I’ve been thinking lately about how being a dentist and being a father are both practices of caring. I wouldn’t go so far as to suggest I love my patients the way I love my children, but I do think similar skills are required to foster positive relationships throughout our lives, and my practice as a dentist is no different in that respect.
Trust and communication are the foundation of successful relationships. With my children there is a great deal of time for establishing this trust, but with my patients a more concerted effort is required up front. While it is important for me to explain procedures clearly and lay out all the patient’s options, it is at least as important to listen, to ask the right questions, and to remember each patient is a unique person with unique needs. This may seem like a lot to deliver, while also insuring top-quality, efficient care that is sure to invest in that patient’s long-term well being, but listening and getting to know my patients is actually one of the most rewarding aspects of what I do.
Also, I think both being a dentist and being a father involve negotiating discomfort, and calming anxiety.
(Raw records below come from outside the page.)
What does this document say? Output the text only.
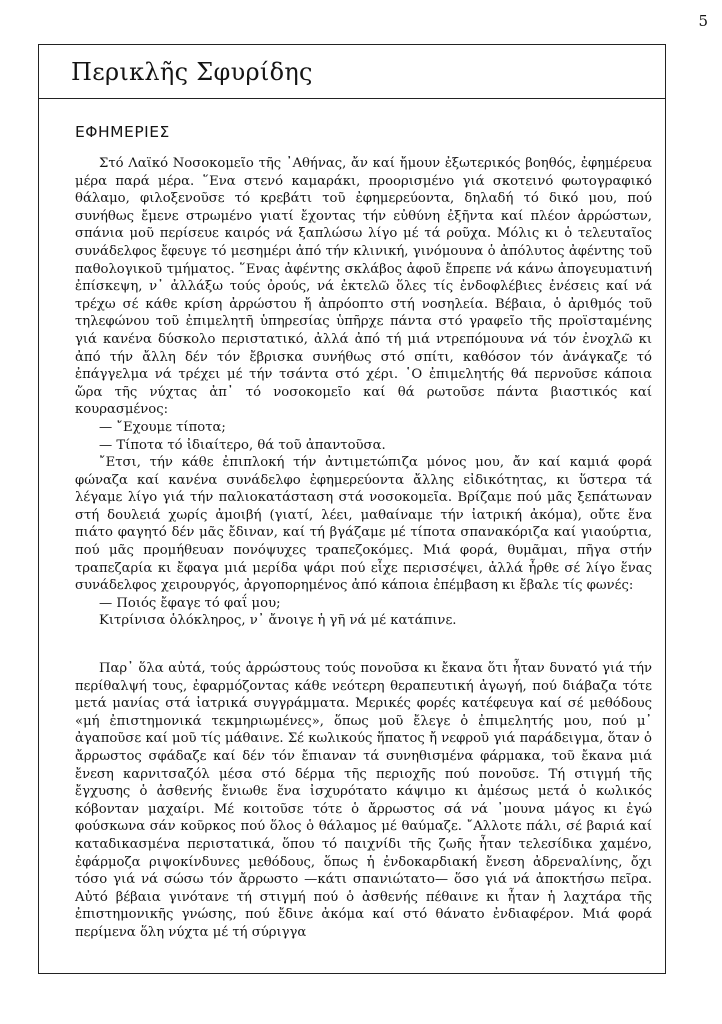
5
Περικλῆς Σφυρίδης
ΕΦΗΜΕΡΙΕΣ

Στό Λαϊκό Νοσοκομεῖο τῆς ᾿Αθήνας, ἄν καί ἤμουν ἐξωτερικός βοηθός, ἐφημέρευα μέρα παρά μέρα. ῞Ενα στενό καμαράκι, προορισμένο γιά σκοτεινό φωτογραφικό θάλαμο, φιλοξενοῦσε τό κρεβάτι τοῦ ἐφημερεύοντα, δηλαδή τό δικό μου, πού συνήθως ἔμενε στρωμένο γιατί ἔχοντας τήν εὐθύνη ἐξῆντα καί πλέον ἀρρώστων, σπάνια μοῦ περίσευε καιρός νά ξαπλώσω λίγο μέ τά ροῦχα. Μόλις κι ὁ τελευταῖος συνάδελφος ἔφευγε τό μεσημέρι ἀπό τήν κλινική, γινόμουνα ὁ ἀπόλυτος ἀφέντης τοῦ παθολογικοῦ τμήματος. ῞Ενας ἀφέντης σκλάβος ἀφοῦ ἔπρεπε νά κάνω ἀπογευματινή ἐπίσκεψη, ν᾿ ἀλλάξω τούς ὀρούς, νά ἐκτελῶ ὅλες τίς ἐνδοφλέβιες ἐνέσεις καί νά τρέχω σέ κάθε κρίση ἀρρώστου ἤ ἀπρόοπτο στή νοσηλεία. Βέβαια, ὁ ἀριθμός τοῦ τηλεφώνου τοῦ ἐπιμελητῆ ὑπηρεσίας ὑπῆρχε πάντα στό γραφεῖο τῆς προϊσταμένης γιά κανένα δύσκολο περιστατικό, ἀλλά ἀπό τή μιά ντρεπόμουνα νά τόν ἐνοχλῶ κι ἀπό τήν ἄλλη δέν τόν ἔβρισκα συνήθως στό σπίτι, καθόσον τόν ἀνάγκαζε τό ἐπάγγελμα νά τρέχει μέ τήν τσάντα στό χέρι. ῾Ο ἐπιμελητής θά περνοῦσε κάποια ὥρα τῆς νύχτας ἀπ᾿ τό νοσοκομεῖο καί θά ρωτοῦσε πάντα βιαστικός καί κουρασμένος:

— ῎Εχουμε τίποτα;

— Τίποτα τό ἰδιαίτερο, θά τοῦ ἀπαντοῦσα.

῎Ετσι, τήν κάθε ἐπιπλοκή τήν ἀντιμετώπιζα μόνος μου, ἄν καί καμιά φορά φώναζα καί κανένα συνάδελφο ἐφημερεύοντα ἄλλης εἰδικότητας, κι ὕστερα τά λέγαμε λίγο γιά τήν παλιοκατάσταση στά νοσοκομεῖα. Βρίζαμε πού μᾶς ξεπάτωναν στή δουλειά χωρίς ἀμοιβή (γιατί, λέει, μαθαίναμε τήν ἰατρική ἀκόμα), οὔτε ἕνα πιάτο φαγητό δέν μᾶς ἔδιναν, καί τή βγάζαμε μέ τίποτα σπανακόριζα καί γιαούρτια, πού μᾶς προμήθευαν πονόψυχες τραπεζοκόμες. Μιά φορά, θυμᾶμαι, πῆγα στήν τραπεζαρία κι ἔφαγα μιά μερίδα ψάρι πού εἶχε περισσέψει, ἀλλά ἦρθε σέ λίγο ἕνας συνάδελφος χειρουργός, ἀργοπορημένος ἀπό κάποια ἐπέμβαση κι ἔβαλε τίς φωνές:

— Ποιός ἔφαγε τό φαΐ μου;

Κιτρίνισα ὁλόκληρος, ν᾿ ἄνοιγε ἡ γῆ νά μέ κατάπινε.

Παρ᾿ ὅλα αὐτά, τούς ἀρρώστους τούς πονοῦσα κι ἔκανα ὅτι ἦταν δυνατό γιά τήν περίθαλψή τους, ἐφαρμόζοντας κάθε νεότερη θεραπευτική ἀγωγή, πού διάβαζα τότε μετά μανίας στά ἰατρικά συγγράμματα. Μερικές φορές κατέφευγα καί σέ μεθόδους «μή ἐπιστημονικά τεκμηριωμένες», ὅπως μοῦ ἔλεγε ὁ ἐπιμελητής μου, πού μ᾿ ἀγαποῦσε καί μοῦ τίς μάθαινε. Σέ κωλικούς ἥπατος ἤ νεφροῦ γιά παράδειγμα, ὅταν ὁ ἄρρωστος σφάδαζε καί δέν τόν ἔπιαναν τά συνηθισμένα φάρμακα, τοῦ ἔκανα μιά ἔνεση καρνιτσαζόλ μέσα στό δέρμα τῆς περιοχῆς πού πονοῦσε. Τή στιγμή τῆς ἔγχυσης ὁ ἀσθενής ἔνιωθε ἕνα ἰσχυρότατο κάψιμο κι ἀμέσως μετά ὁ κωλικός κόβονταν μαχαίρι. Μέ κοιτοῦσε τότε ὁ ἄρρωστος σά νά ᾿μουνα μάγος κι ἐγώ φούσκωνα σάν κοῦρκος πού ὅλος ὁ θάλαμος μέ θαύμαζε. ῎Αλλοτε πάλι, σέ βαριά καί καταδικασμένα περιστατικά, ὅπου τό παιχνίδι τῆς ζωῆς ἦταν τελεσίδικα χαμένο, ἐφάρμοζα ριψοκίνδυνες μεθόδους, ὅπως ἡ ἐνδοκαρδιακή ἔνεση ἀδρεναλίνης, ὄχι τόσο γιά νά σώσω τόν ἄρρωστο —κάτι σπανιώτατο— ὅσο γιά νά ἀποκτήσω πεῖρα. Αὐτό βέβαια γινότανε τή στιγμή πού ὁ ἀσθενής πέθαινε κι ἦταν ἡ λαχτάρα τῆς ἐπιστημονικῆς γνώσης, πού ἔδινε ἀκόμα καί στό θάνατο ἐνδιαφέρον. Μιά φορά περίμενα ὅλη νύχτα μέ τή σύριγγα
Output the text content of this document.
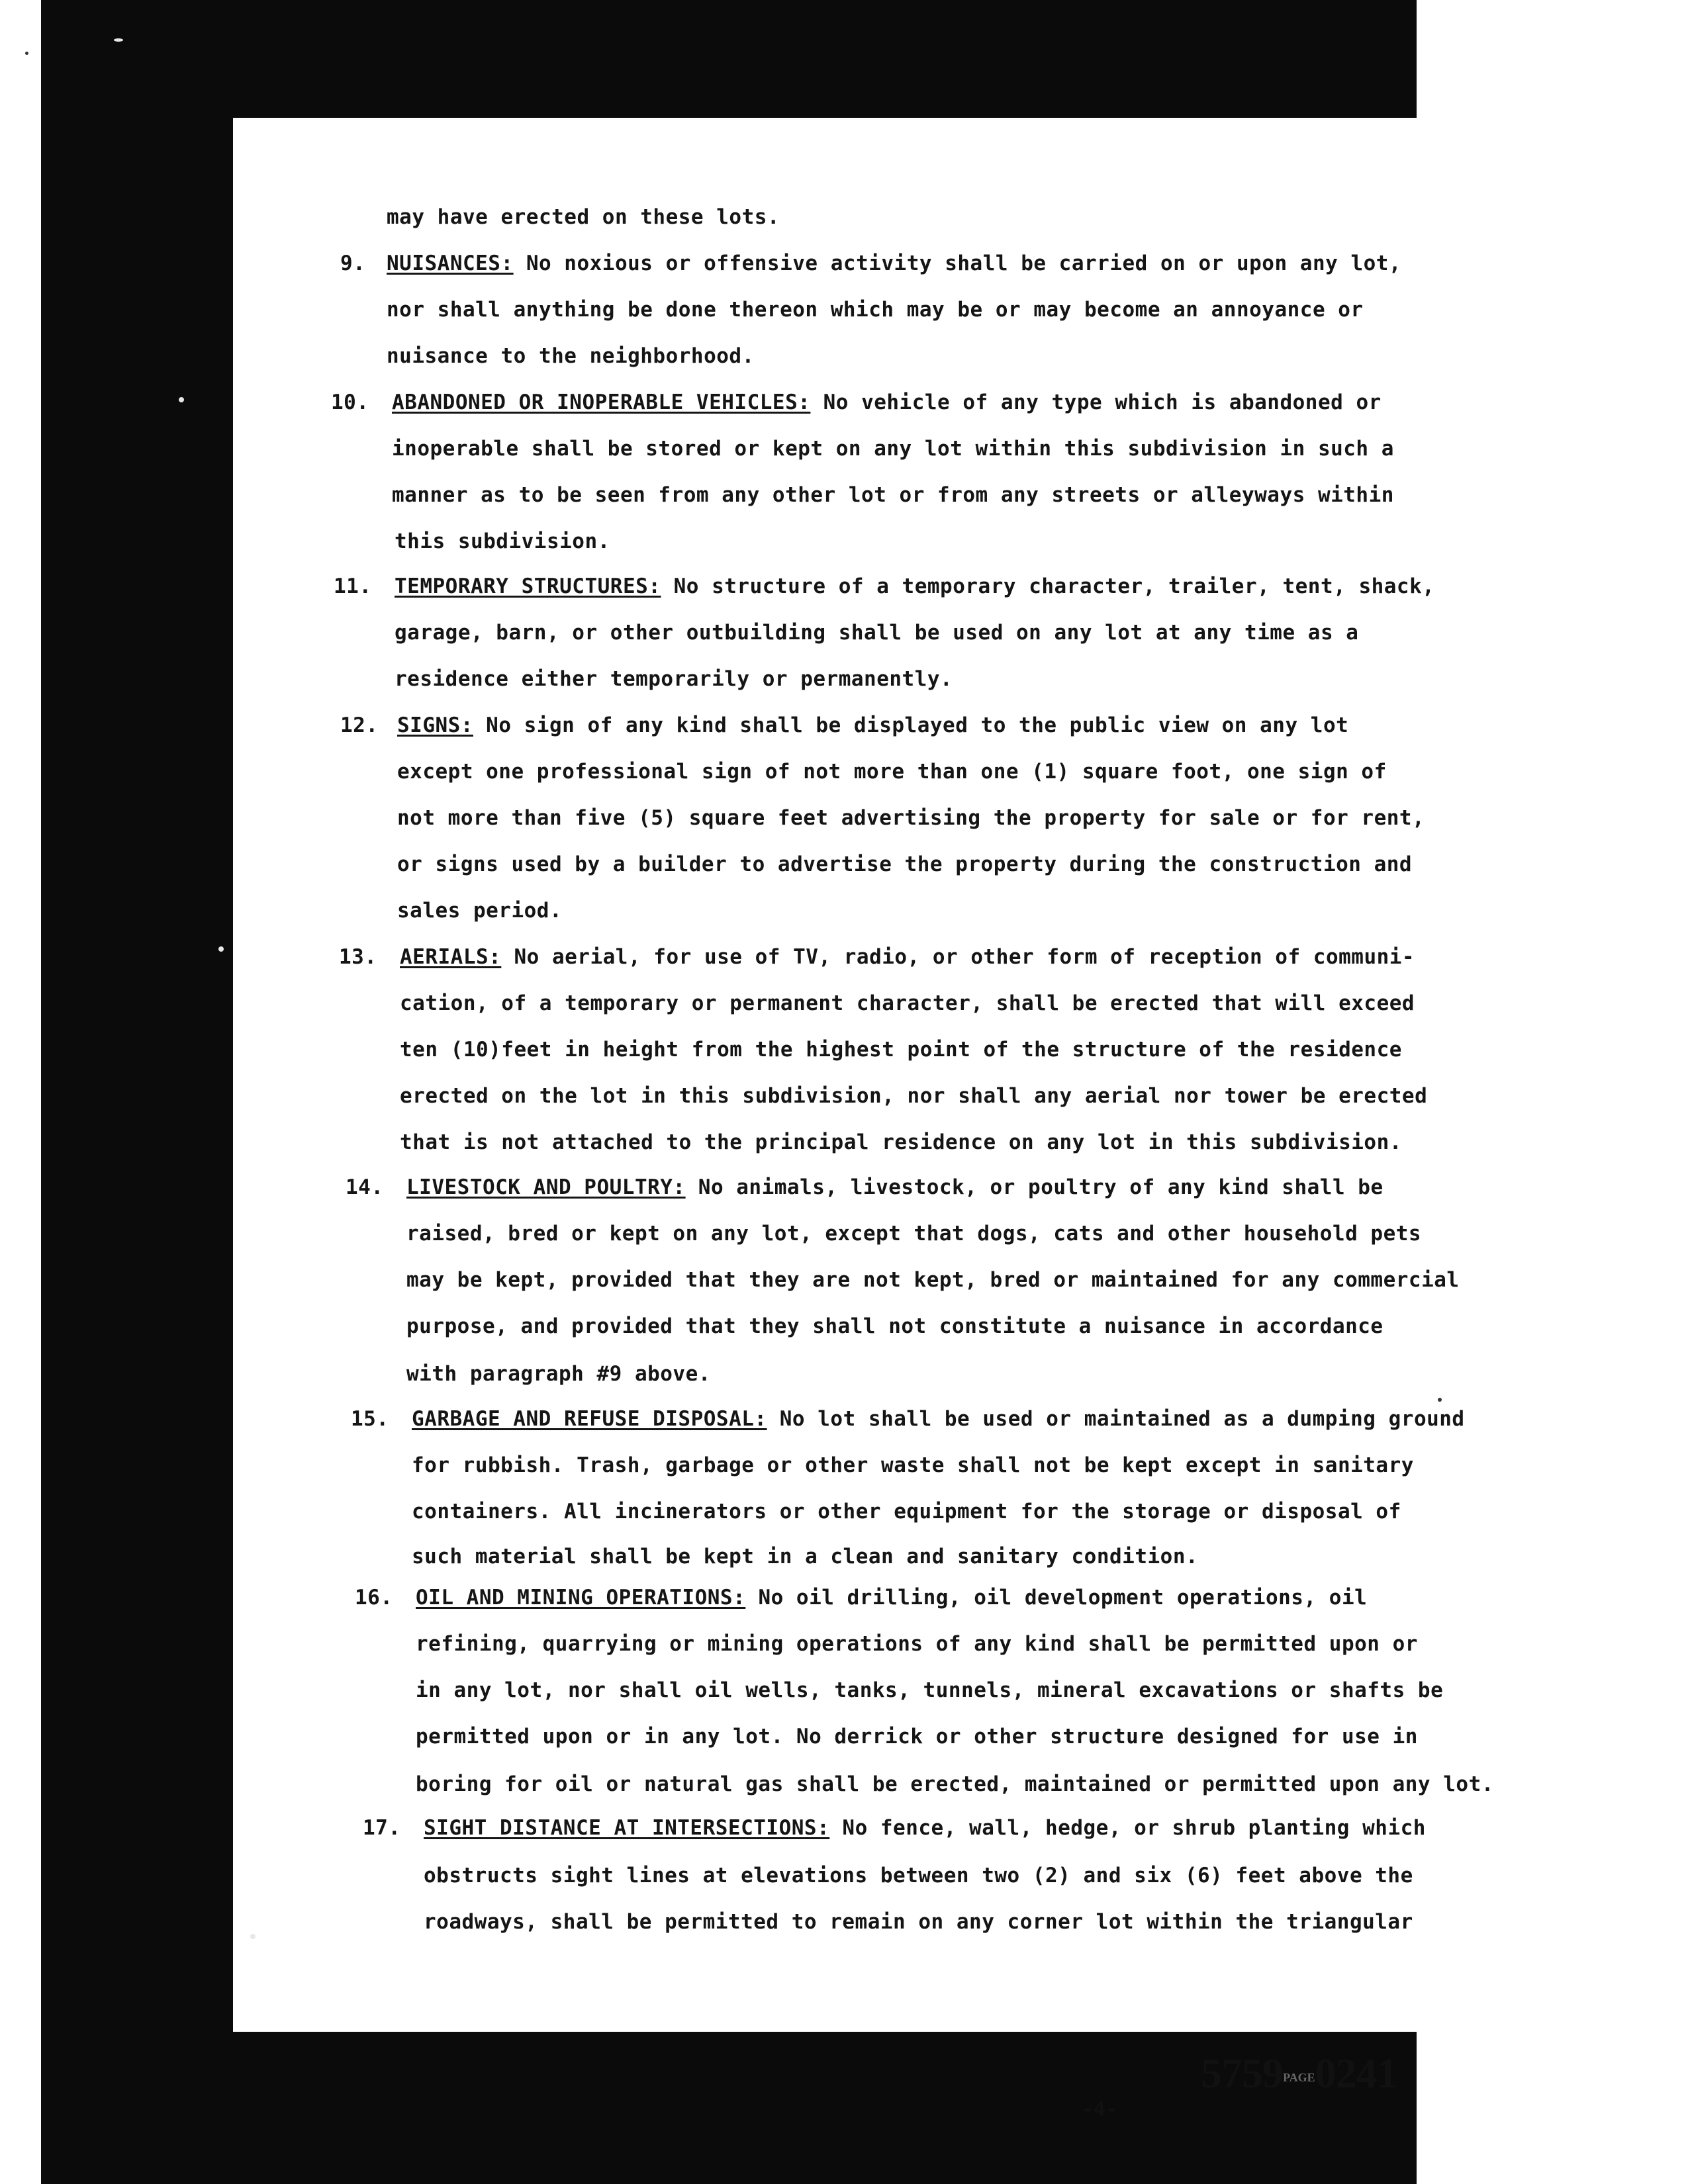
may have erected on these lots.
NUISANCES: No noxious or offensive activity shall be carried on or upon any lot,
nor shall anything be done thereon which may be or may become an annoyance or
nuisance to the neighborhood.
9.
ABANDONED OR INOPERABLE VEHICLES: No vehicle of any type which is abandoned or
inoperable shall be stored or kept on any lot within this subdivision in such a
manner as to be seen from any other lot or from any streets or alleyways within
this subdivision.
10.
TEMPORARY STRUCTURES: No structure of a temporary character, trailer, tent, shack,
garage, barn, or other outbuilding shall be used on any lot at any time as a
residence either temporarily or permanently.
11.
SIGNS: No sign of any kind shall be displayed to the public view on any lot
except one professional sign of not more than one (1) square foot, one sign of
not more than five (5) square feet advertising the property for sale or for rent,
or signs used by a builder to advertise the property during the construction and
sales period.
12.
AERIALS: No aerial, for use of TV, radio, or other form of reception of communi-
cation, of a temporary or permanent character, shall be erected that will exceed
ten (10)feet in height from the highest point of the structure of the residence
erected on the lot in this subdivision, nor shall any aerial nor tower be erected
that is not attached to the principal residence on any lot in this subdivision.
13.
LIVESTOCK AND POULTRY: No animals, livestock, or poultry of any kind shall be
raised, bred or kept on any lot, except that dogs, cats and other household pets
may be kept, provided that they are not kept, bred or maintained for any commercial
purpose, and provided that they shall not constitute a nuisance in accordance
with paragraph #9 above.
14.
GARBAGE AND REFUSE DISPOSAL: No lot shall be used or maintained as a dumping ground
for rubbish. Trash, garbage or other waste shall not be kept except in sanitary
containers. All incinerators or other equipment for the storage or disposal of
such material shall be kept in a clean and sanitary condition.
15.
OIL AND MINING OPERATIONS: No oil drilling, oil development operations, oil
refining, quarrying or mining operations of any kind shall be permitted upon or
in any lot, nor shall oil wells, tanks, tunnels, mineral excavations or shafts be
permitted upon or in any lot. No derrick or other structure designed for use in
boring for oil or natural gas shall be erected, maintained or permitted upon any lot.
16.
SIGHT DISTANCE AT INTERSECTIONS: No fence, wall, hedge, or shrub planting which
obstructs sight lines at elevations between two (2) and six (6) feet above the
roadways, shall be permitted to remain on any corner lot within the triangular
17.
5759PAGE0241
-4-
Going to the dentist no longer requires the levels of discomfort it once did, and most often there is no pain involved, but this doesn’t mean I can assume the patient no longer has anxiety developed from the time when topical anesthetics were less developed, or from uncomfortable experiences with other dentists. In a holistic and supportive dental practice, patients leave the office feeling good about the experience, free of any discomfort, and free of any anxiety they may have previously associated with being at the dentist.
Dental health, like overall health, is about making continuous, positive changes in your life. Trips to the dentist should feel positive. It should feel good to invest in your long-term health. And it feels good contributing to the long-term health of so many good people.